Don’t Scold Too Harshly

If your dog has an accident inside the house, don’t scold them excessively. They probably had the accident because you didn’t take them out often enough.

Spay / Neuter

Spaying, for females or neutering, for males is a surgical procedure that makes a dog unable to produce. As a client of Feathers and Fleece Farm, it will be your responsibility to ensure that your dog is spayed or neutered between 8 – 12 months of age. Studies have shown that spaying or neutering a dog before this age is harmful to the dogs development and can actually bring on health issues that would otherwise not be present.

Health Advice

Space to Rest

The health of your puppy starts with giving him plenty of space to rest and relax. Some new dog owners will think they have to stimulate the dog 24/7 throughout the initial training phases, but it’s also important to give the puppy some space to recoup.


The breeds at Feathers and Fleece Farm are shaggy hybrids. This means that clients can choose to leave their dogs hair longer and keep the coat brushed, or groom their dogs coat into a particular style.

The majority of Feathers and Fleece clients groom the Sheepadoodle and the Whoodle twice a year, and the Schnoodle three times a year to keep the schnauzer beard well groomed.

When you visit your groomer, ask to have your dogs ears cleaned and dried. You can also do this at home with a moistened cotton ball with mineral oil and gently wipe the ears out, going no deeper than the first knuckle. If you should smell any odor in your dogs ear or there is any oozing coming from your dogs ear, you should run your dog to the vet. It is a cheap and easy fix if you act quickly.

Check your dogs eyes often. For the most part, the only time they need cleaned is when you notice a discharge, or when you have bathed your dog. The eyes of your Sheepadoodle, Whoodle or Schnoodle should be bright and clear with a pure white color ( on the white portion of the eye) An easy way to keep them healthy is to wipe away the discharge in the corners with cotton ball or washcloth moistened with warm water. Do not rub the cotton ball directly on the eye.

The nails of your dog should be checked frequently. It is important that you start playing with your puppy’s paws as soon as you meet him. At Feathers and Fleece our grooming staff will have groomed your puppy’s nails several times before departure. Try to check the nails of your puppy weekly for sharp edges so you can enjoy puppy playtime. This should get your puppy used to having his nails clipped.

Bathe your new puppy with a puppy shampoo. The Sheepadoodle , Whoodle and the Schnoodle enjoy water and do not mind bath time. Bathe your dog as needed. Scrub in the shampoo and allow to set for a minimum of 3 minutes and then rinse well. Towel dry your dog or use a hairdryer.

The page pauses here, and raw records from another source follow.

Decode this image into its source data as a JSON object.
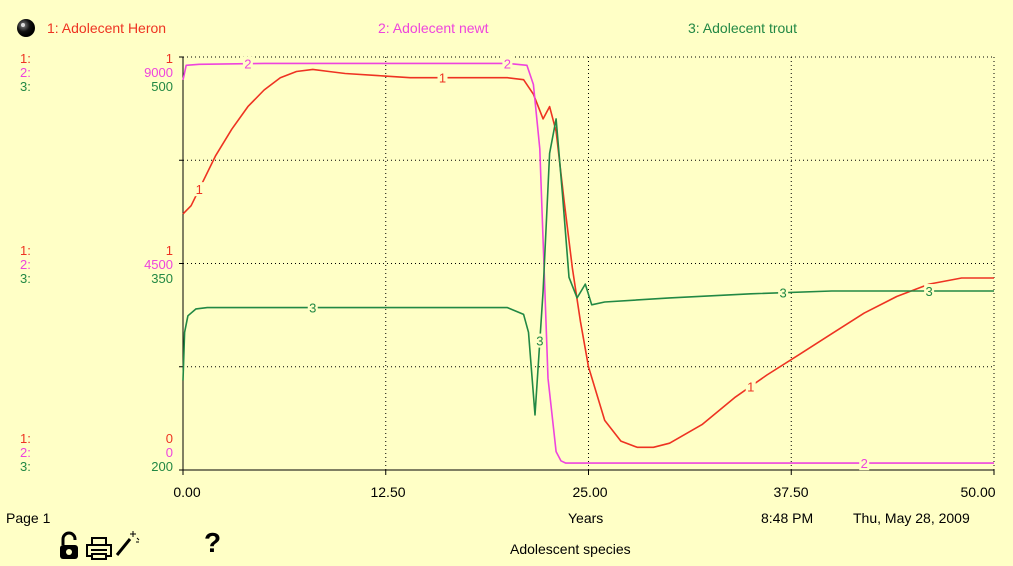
{
  "colors": {
    "background": "#FFFFC6",
    "series1": "#EE3322",
    "series2": "#EE44DD",
    "series3": "#228844",
    "grid": "#000000"
  },
  "legend": [
    {
      "label": "1: Adolecent Heron",
      "color": "#EE3322"
    },
    {
      "label": "2: Adolecent newt",
      "color": "#EE44DD"
    },
    {
      "label": "3: Adolecent trout",
      "color": "#228844"
    }
  ],
  "axis_labels": {
    "top": {
      "i1": "1:",
      "i2": "2:",
      "i3": "3:",
      "v1": "1",
      "v2": "9000",
      "v3": "500"
    },
    "middle": {
      "i1": "1:",
      "i2": "2:",
      "i3": "3:",
      "v1": "1",
      "v2": "4500",
      "v3": "350"
    },
    "bottom": {
      "i1": "1:",
      "i2": "2:",
      "i3": "3:",
      "v1": "0",
      "v2": "0",
      "v3": "200"
    }
  },
  "x_ticks": [
    "0.00",
    "12.50",
    "25.00",
    "37.50",
    "50.00"
  ],
  "footer": {
    "page": "Page 1",
    "xlabel": "Years",
    "time": "8:48 PM",
    "date": "Thu, May 28, 2009",
    "title": "Adolescent species",
    "help": "?"
  },
  "icons": [
    "sphere-icon",
    "unlock-icon",
    "print-icon",
    "magic-wand-icon",
    "help-icon"
  ],
  "chart_data": {
    "type": "line",
    "title": "Adolescent species",
    "xlabel": "Years",
    "xlim": [
      0,
      50
    ],
    "grid": true,
    "legend_position": "top",
    "series": [
      {
        "name": "1: Adolecent Heron",
        "color": "#EE3322",
        "ylim": [
          0,
          2
        ],
        "x": [
          0,
          0.5,
          1,
          2,
          3,
          4,
          5,
          6,
          7,
          8,
          9,
          10,
          12,
          14,
          16,
          18,
          20,
          21,
          21.6,
          22.2,
          22.6,
          23,
          23.5,
          24,
          24.5,
          25,
          26,
          27,
          28,
          29,
          30,
          32,
          34,
          36,
          38,
          40,
          42,
          44,
          46,
          48,
          50
        ],
        "y": [
          1.24,
          1.28,
          1.36,
          1.52,
          1.65,
          1.76,
          1.84,
          1.9,
          1.93,
          1.94,
          1.93,
          1.92,
          1.91,
          1.9,
          1.9,
          1.9,
          1.9,
          1.89,
          1.82,
          1.7,
          1.76,
          1.64,
          1.3,
          0.98,
          0.72,
          0.5,
          0.24,
          0.14,
          0.11,
          0.11,
          0.13,
          0.22,
          0.35,
          0.46,
          0.56,
          0.66,
          0.76,
          0.84,
          0.9,
          0.93,
          0.93
        ]
      },
      {
        "name": "2: Adolecent newt",
        "color": "#EE44DD",
        "ylim": [
          0,
          9000
        ],
        "x": [
          0,
          0.2,
          1,
          5,
          10,
          15,
          20,
          21.2,
          21.6,
          22,
          22.2,
          22.5,
          23,
          23.3,
          23.6,
          24,
          30,
          40,
          50
        ],
        "y": [
          8500,
          8820,
          8840,
          8860,
          8860,
          8860,
          8860,
          8820,
          8400,
          7000,
          5000,
          2000,
          400,
          200,
          150,
          150,
          150,
          150,
          150
        ]
      },
      {
        "name": "3: Adolecent trout",
        "color": "#228844",
        "ylim": [
          200,
          500
        ],
        "x": [
          0,
          0.1,
          0.3,
          0.8,
          1.5,
          3,
          6,
          10,
          15,
          18,
          20,
          21,
          21.3,
          21.7,
          22.2,
          22.6,
          23,
          23.4,
          23.8,
          24.3,
          24.8,
          25.2,
          26,
          30,
          35,
          40,
          43,
          46,
          50
        ],
        "y": [
          265,
          300,
          312,
          317,
          318,
          318,
          318,
          318,
          318,
          318,
          318,
          313,
          300,
          240,
          330,
          430,
          455,
          400,
          340,
          325,
          335,
          320,
          322,
          325,
          328,
          330,
          330,
          330,
          330
        ]
      }
    ]
  }
}
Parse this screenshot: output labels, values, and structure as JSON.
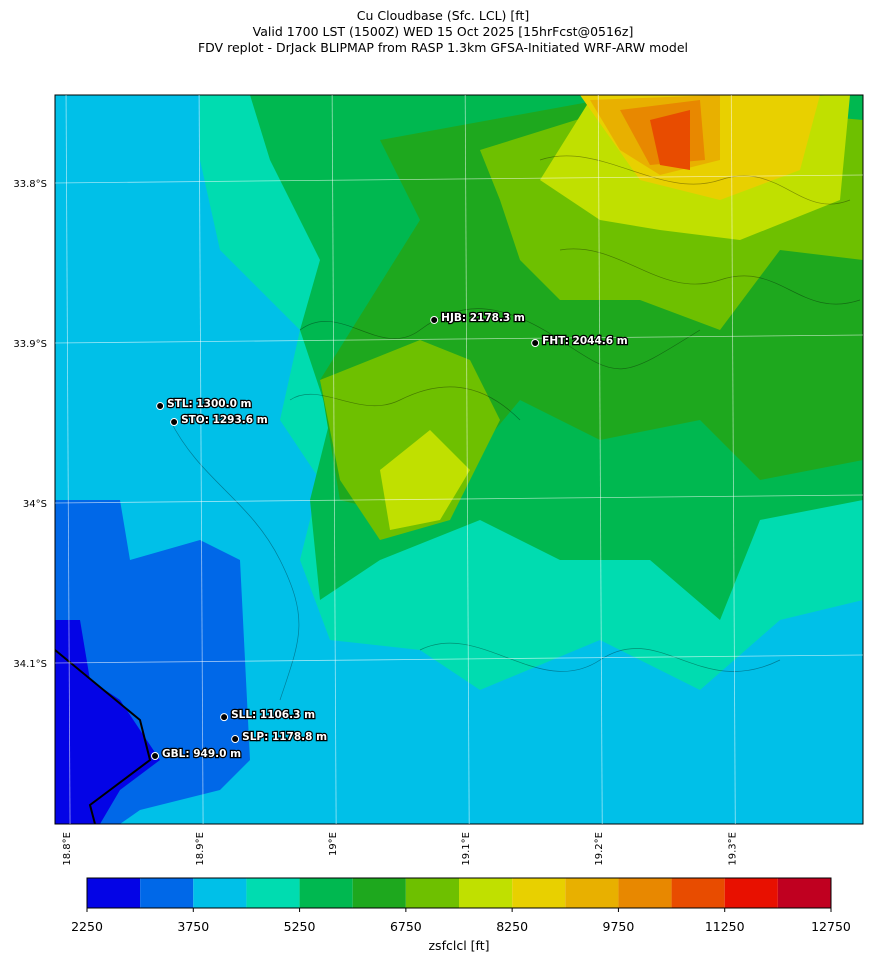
{
  "title": [
    "Cu Cloudbase (Sfc. LCL) [ft]",
    "Valid 1700 LST (1500Z) WED 15 Oct 2025 [15hrFcst@0516z]",
    "FDV replot - DrJack BLIPMAP from RASP 1.3km GFSA-Initiated WRF-ARW model"
  ],
  "map": {
    "xlim": [
      18.7917,
      19.399
    ],
    "ylim": [
      -34.2006,
      -33.745
    ],
    "xticks": [
      {
        "value": 18.8,
        "label": "18.8°E"
      },
      {
        "value": 18.9,
        "label": "18.9°E"
      },
      {
        "value": 19.0,
        "label": "19°E"
      },
      {
        "value": 19.1,
        "label": "19.1°E"
      },
      {
        "value": 19.2,
        "label": "19.2°E"
      },
      {
        "value": 19.3,
        "label": "19.3°E"
      }
    ],
    "yticks": [
      {
        "value": -33.8,
        "label": "33.8°S"
      },
      {
        "value": -33.9,
        "label": "33.9°S"
      },
      {
        "value": -34.0,
        "label": "34°S"
      },
      {
        "value": -34.1,
        "label": "34.1°S"
      }
    ],
    "stations": [
      {
        "label": "HJB: 2178.3 m",
        "lon": 19.0767,
        "lat": -33.8856
      },
      {
        "label": "FHT: 2044.6 m",
        "lon": 19.1526,
        "lat": -33.9
      },
      {
        "label": "STL: 1300.0 m",
        "lon": 18.8707,
        "lat": -33.9394
      },
      {
        "label": "STO: 1293.6 m",
        "lon": 18.8812,
        "lat": -33.9494
      },
      {
        "label": "SLL: 1106.3 m",
        "lon": 18.9188,
        "lat": -34.1338
      },
      {
        "label": "SLP: 1178.8 m",
        "lon": 18.9271,
        "lat": -34.1475
      },
      {
        "label": "GBL: 949.0 m",
        "lon": 18.8669,
        "lat": -34.1581
      }
    ]
  },
  "colorbar": {
    "label": "zsfclcl [ft]",
    "lim": [
      2250,
      12750
    ],
    "bounds": [
      2250,
      3000,
      3750,
      4500,
      5250,
      6000,
      6750,
      7500,
      8250,
      9000,
      9750,
      10500,
      11250,
      12000,
      12750
    ],
    "colors": [
      "#0404e6",
      "#0068e8",
      "#00c0e8",
      "#00dcb0",
      "#00b850",
      "#1ea81e",
      "#6ec000",
      "#c0e000",
      "#e8d000",
      "#e8b000",
      "#e88800",
      "#e84c00",
      "#e81000",
      "#c00020"
    ],
    "ticks": [
      2250,
      3750,
      5250,
      6750,
      8250,
      9750,
      11250,
      12750
    ]
  }
}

Brushing your dog is very important, and the type of brush is also important. We use a slicker brush on all Feathers And Fleece Sheepadoodles. We like the rake for the Whoodle and a groomers comb for the Schnoodle. Ask your groomer for tips on which grooming tools to purchase and use.

Dental Care

Lastly, dental care. It is easiest to begin with a finger tooth brush. These can be purchased at your local pet supply store or on Amazon. Later, when your dog has matured you can switch to a toothbrush and a canine toothpaste. Your dogs tooth brush should have soft bristles and the toothpaste must formulated for a dogs system. Human toothpaste will cause your dog to have an upset stomach. The best alternative to canine toothpaste is a mixture of baking soda and water.

Maintain the health of your puppy by keeping their oral health top of mind. Oral hygiene is an underrated component of your dog’s wellness and it shouldn’t be taken lightly. Oral care equates to a lowered chance of heart disease or kidney disease.